The building is hot and stifling and reeks of sweat and filth and human waste. Some soldiers have bought air-conditioners, but they are only as reliable as the electricity. During the day, a dusty, smoky haze settles over Baghdad. Helicopters thud slowly overhead, searching for signs of unrest. At night, there are distant bursts of gunfire, but nowhere near the number these soldiers heard when they first arrived. Things feel safer, but not safe.

Authority Shifting From Battle to Public Relations

First Lt. Wayne Sok rode a tank as the brigade fought its way to Baghdad. He rides a Humvee now, patrolling the dusty, trash-strewn neighborhood of Riyadh in the city's southeast sector.

During the war, he and the tank crew he commanded killed dozens of Iraqi fighters. During the peace, he organized the election of Iraqis to a neighborhood advisory council. In the neighborhood, he is the face of absolute authority. He is 25.

Last Friday, still in his flak vest, he negotiated a microloan for two of the council's members, Huda Ismail Muhammad and Safana Abdul Hamid Ali. Colonel Grimsley had offered to give the two women money to create a small business selling the kerchiefs and tablecloths they knit at home.

"Four sewing machines," the committee's president, Salaam Hanoon Moslit, said, acting as translator and mediator, as he began to enumerate their needs. "Is it reasonable?"

"Whatever you want," the lieutenant said.

The women conferred in rapid Arabic.

"Six machines," Mr. Moslit said.

By the time they asked for an air-conditioner and a car, it was clear there was a misunderstanding. The women wanted to open a factory; the lieutenant explained that the idea was for them to profit from the work they did at home.

Lieutenant Sok returned to the council's next meeting, on Tuesday night, with a compromise: the Army would give the women $500 to help them make enough of their knittings to sell at a market and provide them with customers by busing in officials with the new interim American authority under L. Paul Bremer III, the Bush administration's provisional governor.

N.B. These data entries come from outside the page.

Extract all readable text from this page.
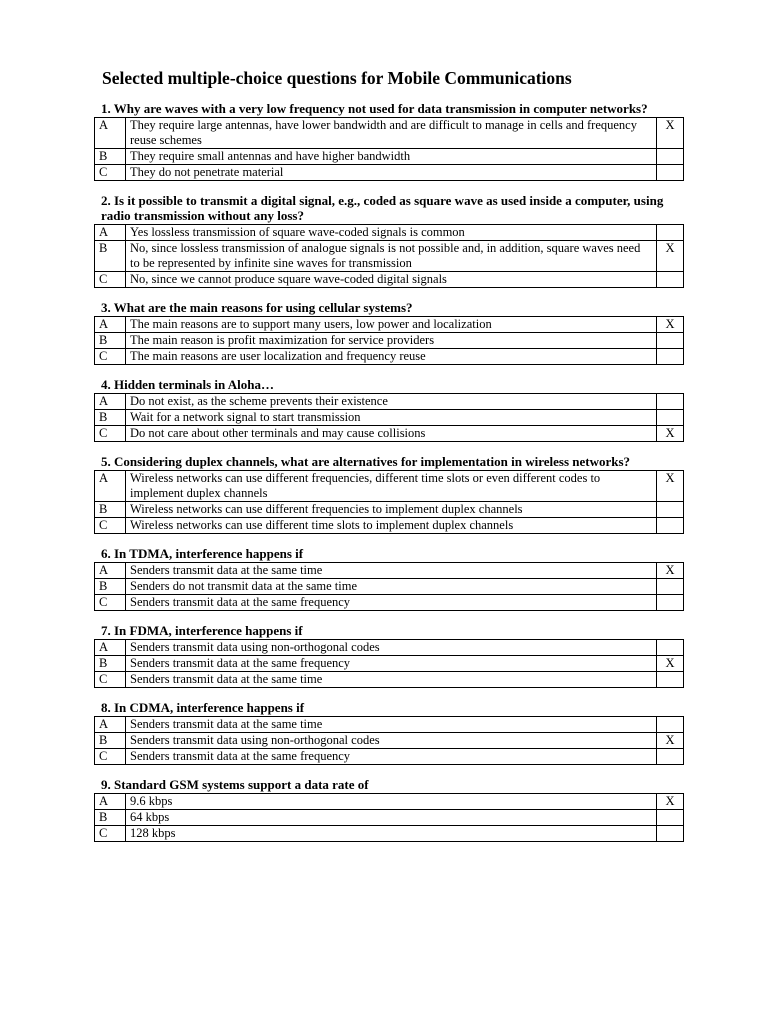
Selected multiple-choice questions for Mobile Communications
1. Why are waves with a very low frequency not used for data transmission in computer networks?
A	They require large antennas, have lower bandwidth and are difficult to manage in cells and frequency reuse schemes	X
B	They require small antennas and have higher bandwidth	
C	They do not penetrate material	
2. Is it possible to transmit a digital signal, e.g., coded as square wave as used inside a computer, using radio transmission without any loss?
A	Yes lossless transmission of square wave-coded signals is common	
B	No, since lossless transmission of analogue signals is not possible and, in addition, square waves need to be represented by infinite sine waves for transmission	X
C	No, since we cannot produce square wave-coded digital signals	
3. What are the main reasons for using cellular systems?
A	The main reasons are to support many users, low power and localization	X
B	The main reason is profit maximization for service providers	
C	The main reasons are user localization and frequency reuse	
4. Hidden terminals in Aloha…
A	Do not exist, as the scheme prevents their existence	
B	Wait for a network signal to start transmission	
C	Do not care about other terminals and may cause collisions	X
5. Considering duplex channels, what are alternatives for implementation in wireless networks?
A	Wireless networks can use different frequencies, different time slots or even different codes to implement duplex channels	X
B	Wireless networks can use different frequencies to implement duplex channels	
C	Wireless networks can use different time slots to implement duplex channels	
6. In TDMA, interference happens if
A	Senders transmit data at the same time	X
B	Senders do not transmit data at the same time	
C	Senders transmit data at the same frequency	
7. In FDMA, interference happens if
A	Senders transmit data using non-orthogonal codes	
B	Senders transmit data at the same frequency	X
C	Senders transmit data at the same time	
8. In CDMA, interference happens if
A	Senders transmit data at the same time	
B	Senders transmit data using non-orthogonal codes	X
C	Senders transmit data at the same frequency	
9. Standard GSM systems support a data rate of
A	9.6 kbps	X
B	64 kbps	
C	128 kbps	
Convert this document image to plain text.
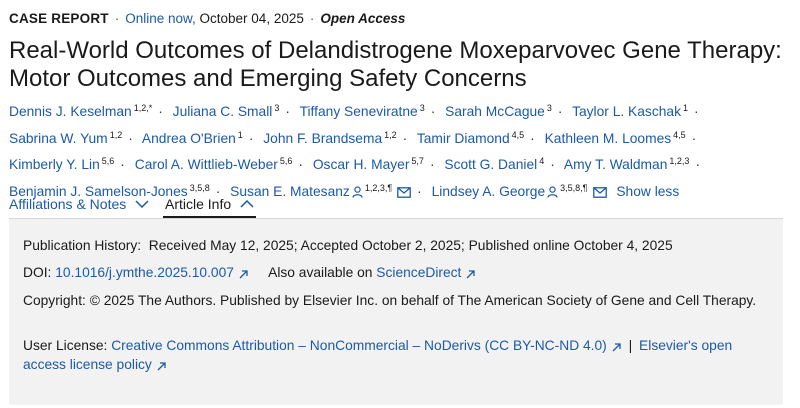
CASE REPORT · Online now, October 04, 2025 · Open Access
Real-World Outcomes of Delandistrogene Moxeparvovec Gene Therapy: Motor Outcomes and Emerging Safety Concerns
Dennis J. Keselman $^{1,2,*}$ · Juliana C. Small $^3$ · Tiffany Seneviratne $^3$ · Sarah McCague $^3$ · Taylor L. Kaschak $^1$ · Sabrina W. Yum $^{1,2}$ · Andrea O'Brien $^1$ · John F. Brandsema $^{1,2}$ · Tamir Diamond $^{4,5}$ · Kathleen M. Loomes $^{4,5}$ · Kimberly Y. Lin $^{5,6}$ · Carol A. Wittlieb-Weber $^{5,6}$ · Oscar H. Mayer $^{5,7}$ · Scott G. Daniel $^4$ · Amy T. Waldman $^{1,2,3}$ · Benjamin J. Samelson-Jones $^{3,5,8}$ · Susan E. Matesanz $^{1,2,3,\P}$ · Lindsey A. George $^{3,5,8,\P}$ Show less
Affiliations & Notes	Article Info
Publication History: Received May 12, 2025; Accepted October 2, 2025; Published online October 4, 2025
DOI: 10.1016/j.ymthe.2025.10.007 Also available on ScienceDirect
Copyright: © 2025 The Authors. Published by Elsevier Inc. on behalf of The American Society of Gene and Cell Therapy.
User License: Creative Commons Attribution – NonCommercial – NoDerivs (CC BY-NC-ND 4.0) | Elsevier's open access license policy
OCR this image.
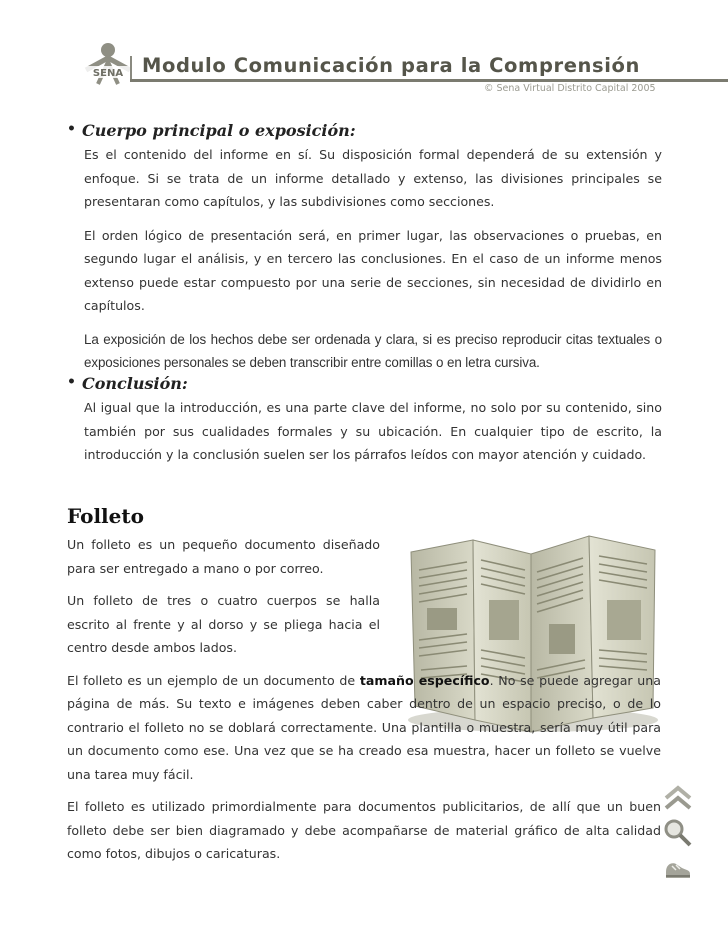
SENA Modulo Comunicación para la Comprensión
© Sena Virtual Distrito Capital 2005
• Cuerpo principal o exposición:

Es el contenido del informe en sí. Su disposición formal dependerá de su extensión y enfoque. Si se trata de un informe detallado y extenso, las divisiones principales se presentaran como capítulos, y las subdivisiones como secciones.

El orden lógico de presentación será, en primer lugar, las observaciones o pruebas, en segundo lugar el análisis, y en tercero las conclusiones. En el caso de un informe menos extenso puede estar compuesto por una serie de secciones, sin necesidad de dividirlo en capítulos.

La exposición de los hechos debe ser ordenada y clara, si es preciso reproducir citas textuales o exposiciones personales se deben transcribir entre comillas o en letra cursiva.

• Conclusión:

Al igual que la introducción, es una parte clave del informe, no solo por su contenido, sino también por sus cualidades formales y su ubicación. En cualquier tipo de escrito, la introducción y la conclusión suelen ser los párrafos leídos con mayor atención y cuidado.

Folleto

Un folleto es un pequeño documento diseñado para ser entregado a mano o por correo.

Un folleto de tres o cuatro cuerpos se halla escrito al frente y al dorso y se pliega hacia el centro desde ambos lados.

El folleto es un ejemplo de un documento de tamaño específico. No se puede agregar una página de más. Su texto e imágenes deben caber dentro de un espacio preciso, o de lo contrario el folleto no se doblará correctamente. Una plantilla o muestra, sería muy útil para un documento como ese. Una vez que se ha creado esa muestra, hacer un folleto se vuelve una tarea muy fácil.

El folleto es utilizado primordialmente para documentos publicitarios, de allí que un buen folleto debe ser bien diagramado y debe acompañarse de material gráfico de alta calidad como fotos, dibujos o caricaturas.
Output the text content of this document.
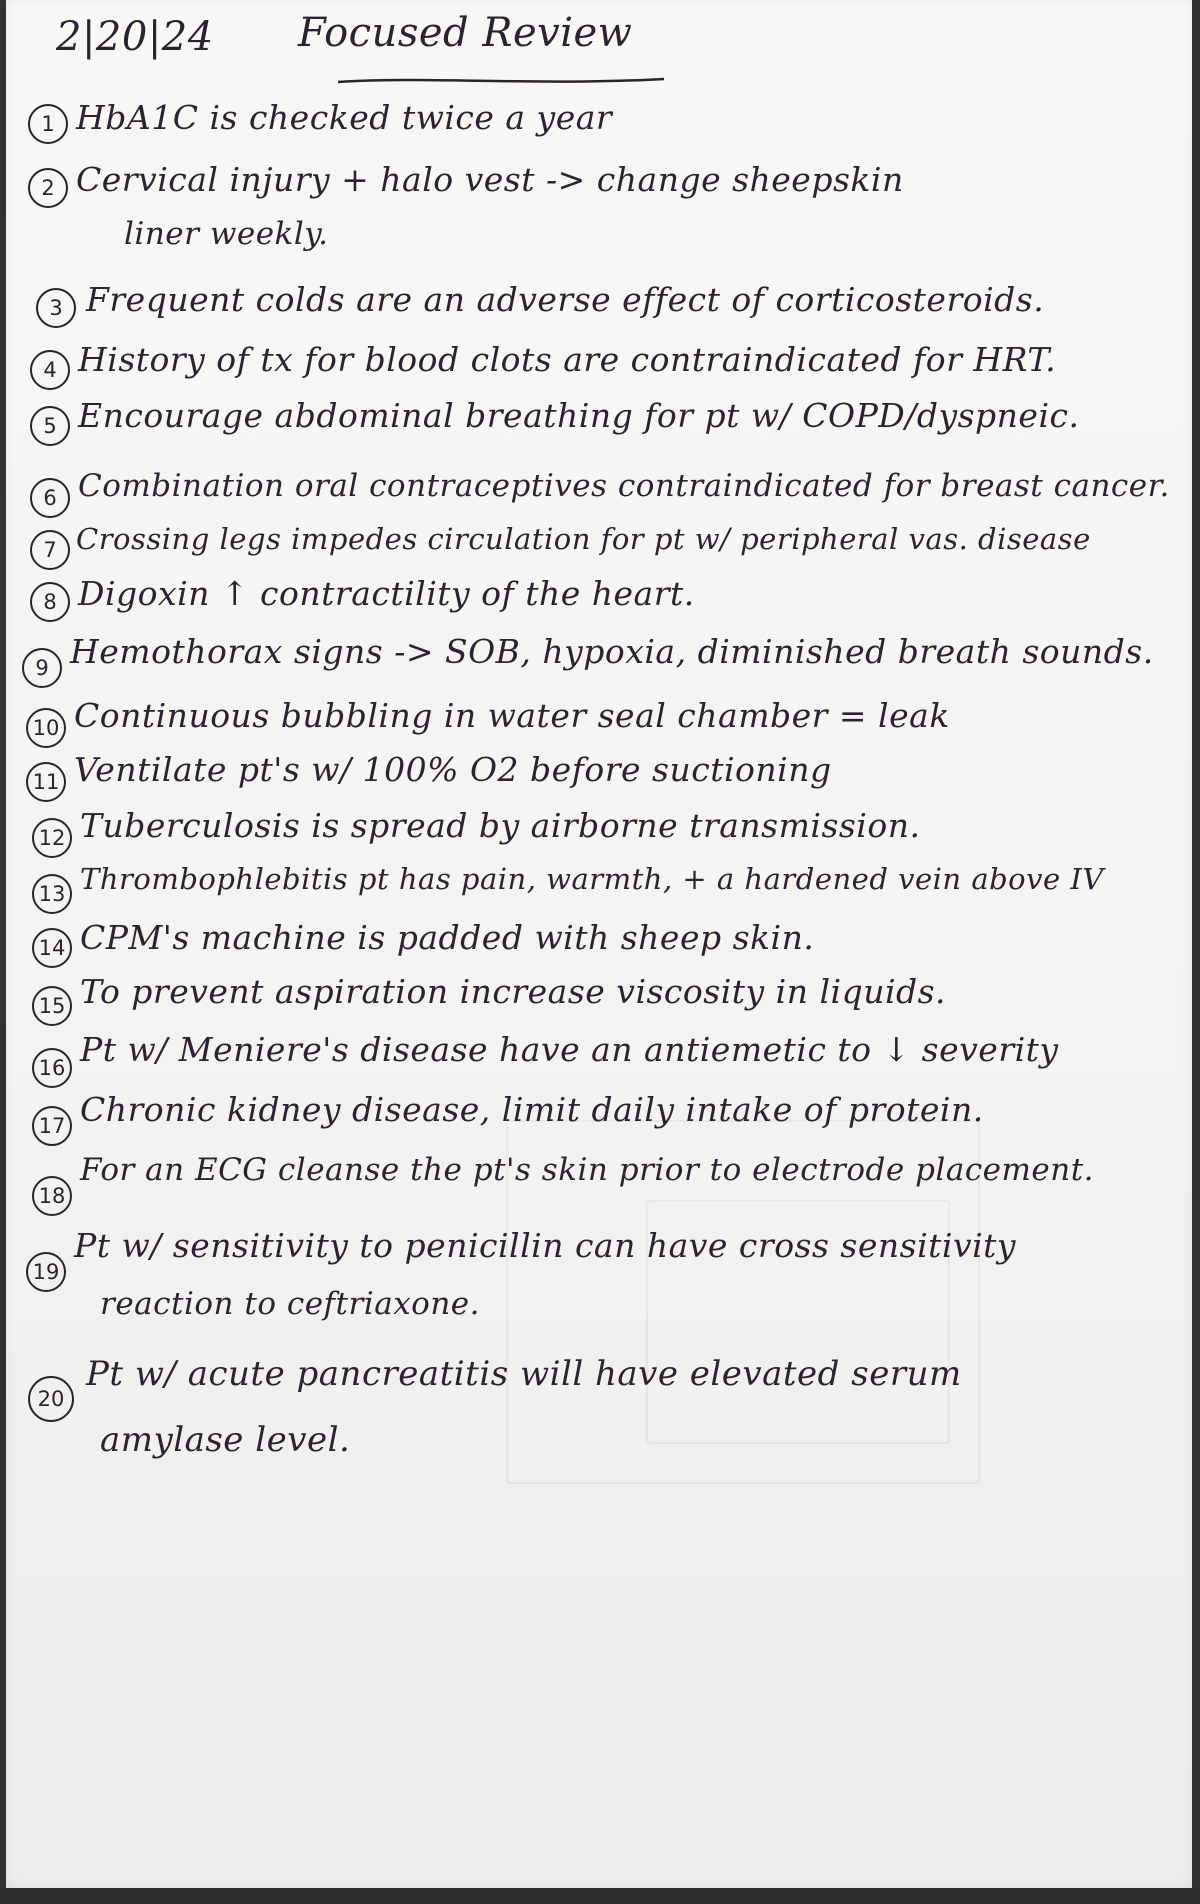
2|20|24 Focused Review
1 HbA1C is checked twice a year
2 Cervical injury + halo vest -> change sheepskin
liner weekly.
3 Frequent colds are an adverse effect of corticosteroids.
4 History of tx for blood clots are contraindicated for HRT.
5 Encourage abdominal breathing for pt w/ COPD/dyspneic.
6 Combination oral contraceptives contraindicated for breast cancer.
7 Crossing legs impedes circulation for pt w/ peripheral vas. disease
8 Digoxin ↑ contractility of the heart.
9 Hemothorax signs -> SOB, hypoxia, diminished breath sounds.
10 Continuous bubbling in water seal chamber = leak
11 Ventilate pt's w/ 100% O2 before suctioning
12 Tuberculosis is spread by airborne transmission.
13 Thrombophlebitis pt has pain, warmth, + a hardened vein above IV
14 CPM's machine is padded with sheep skin.
15 To prevent aspiration increase viscosity in liquids.
16 Pt w/ Meniere's disease have an antiemetic to ↓ severity
17 Chronic kidney disease, limit daily intake of protein.
18
For an ECG cleanse the pt's skin prior to electrode placement.
19
Pt w/ sensitivity to penicillin can have cross sensitivity
reaction to ceftriaxone.
20
Pt w/ acute pancreatitis will have elevated serum
amylase level.
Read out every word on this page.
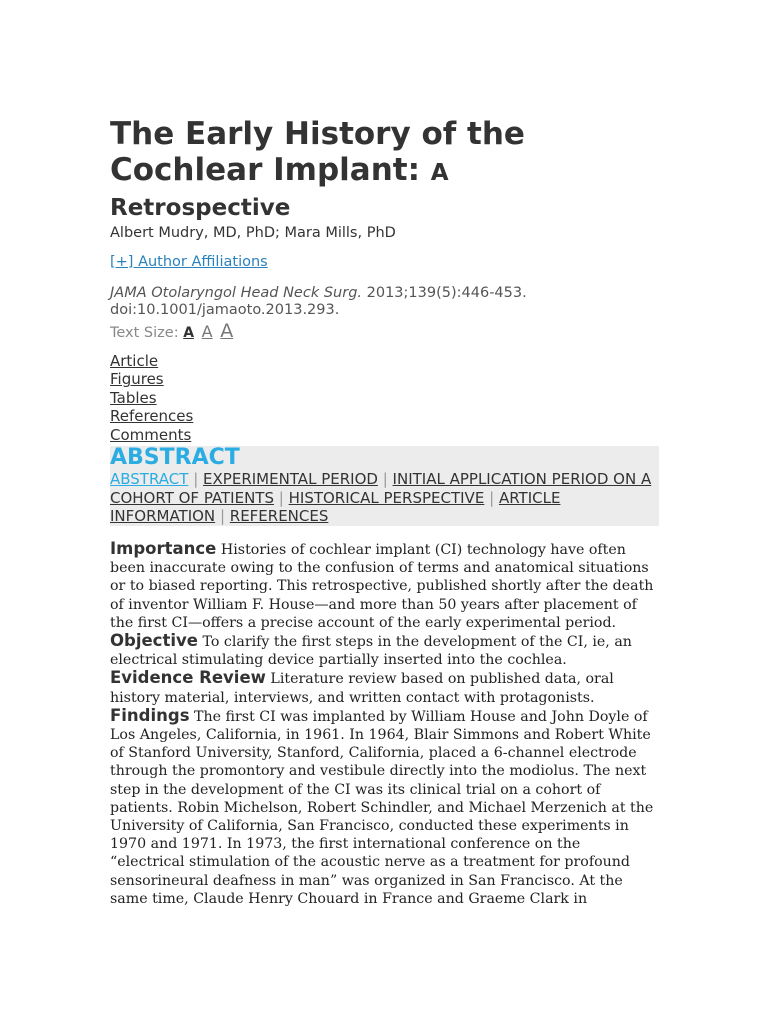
The Early History of the Cochlear Implant: A
Retrospective

Albert Mudry, MD, PhD; Mara Mills, PhD

[+] Author Affiliations

JAMA Otolaryngol Head Neck Surg. 2013;139(5):446-453. doi:10.1001/jamaoto.2013.293.

Text Size: A A A

Article
Figures
Tables
References
Comments
ABSTRACT
ABSTRACT | EXPERIMENTAL PERIOD | INITIAL APPLICATION PERIOD ON A COHORT OF PATIENTS | HISTORICAL PERSPECTIVE | ARTICLE INFORMATION | REFERENCES

Importance Histories of cochlear implant (CI) technology have often been inaccurate owing to the confusion of terms and anatomical situations or to biased reporting. This retrospective, published shortly after the death of inventor William F. House—and more than 50 years after placement of the first CI—offers a precise account of the early experimental period.

Objective To clarify the first steps in the development of the CI, ie, an electrical stimulating device partially inserted into the cochlea.

Evidence Review Literature review based on published data, oral history material, interviews, and written contact with protagonists.

Findings The first CI was implanted by William House and John Doyle of Los Angeles, California, in 1961. In 1964, Blair Simmons and Robert White of Stanford University, Stanford, California, placed a 6-channel electrode through the promontory and vestibule directly into the modiolus. The next step in the development of the CI was its clinical trial on a cohort of patients. Robin Michelson, Robert Schindler, and Michael Merzenich at the University of California, San Francisco, conducted these experiments in 1970 and 1971. In 1973, the first international conference on the “electrical stimulation of the acoustic nerve as a treatment for profound sensorineural deafness in man” was organized in San Francisco. At the same time, Claude Henry Chouard in France and Graeme Clark in
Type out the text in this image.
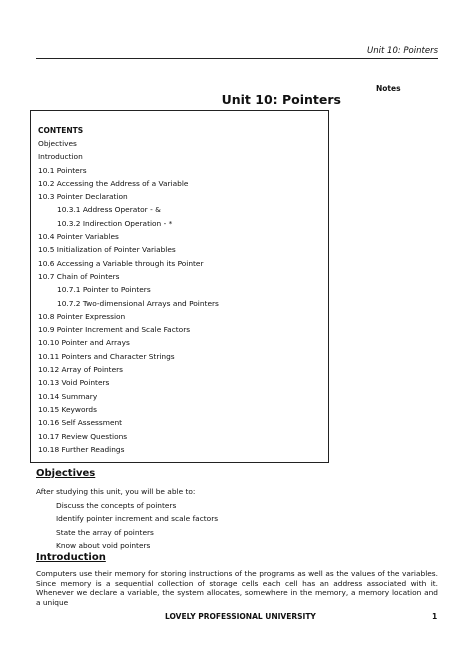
Unit 10: Pointers
Notes
Unit 10: Pointers
CONTENTS
Objectives
Introduction
10.1 Pointers
10.2 Accessing the Address of a Variable
10.3 Pointer Declaration
10.3.1 Address Operator - &
10.3.2 Indirection Operation - *
10.4 Pointer Variables
10.5 Initialization of Pointer Variables
10.6 Accessing a Variable through its Pointer
10.7 Chain of Pointers
10.7.1 Pointer to Pointers
10.7.2 Two-dimensional Arrays and Pointers
10.8 Pointer Expression
10.9 Pointer Increment and Scale Factors
10.10 Pointer and Arrays
10.11 Pointers and Character Strings
10.12 Array of Pointers
10.13 Void Pointers
10.14 Summary
10.15 Keywords
10.16 Self Assessment
10.17 Review Questions
10.18 Further Readings
Objectives
After studying this unit, you will be able to:
Discuss the concepts of pointers
Identify pointer increment and scale factors
State the array of pointers
Know about void pointers
Introduction

Computers use their memory for storing instructions of the programs as well as the values of the variables. Since memory is a sequential collection of storage cells each cell has an address associated with it. Whenever we declare a variable, the system allocates, somewhere in the memory, a memory location and a unique

LOVELY PROFESSIONAL UNIVERSITY	1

"We will do our best to make it successful; first for us, second for you," Mr. Moslit responded. Then he offered an aside, out of earshot of the lieutenant.

He complained about the putrid water that had built up in the neighborhood's streets after a sewage pipe broke. He complained that he could not open his restaurant for lack of propane and customers. He complained that his council had no contact with the new authorities here, besides Lieutenant Sok.

"They work very slowly," he said of the Americans. "Our people are beginning to get angry, and it's not going to be good."

Lieutenant Sok, from Murfreesboro, Tenn., is striving to do good in this midsummer heat, learning how to jump-start a society, entirely by his wits and instinct. In his military training, he noted, "they didn't teach us any of this stuff."

He went to Middle Tennessee State University and joined the Army a year and a half ago. A few months ago, he said, he focused on only one thing: war. It taught him something.

"Before the war, I was, like, not sure if I could shoot anybody," he said. "I don't feel like that now."

When the war ended, he, too, had to adjust. Driving his Humvee, he pointed to an approaching car and explained it this way: "Like that vehicle: it'd be dead now. Any vehicle coming toward me."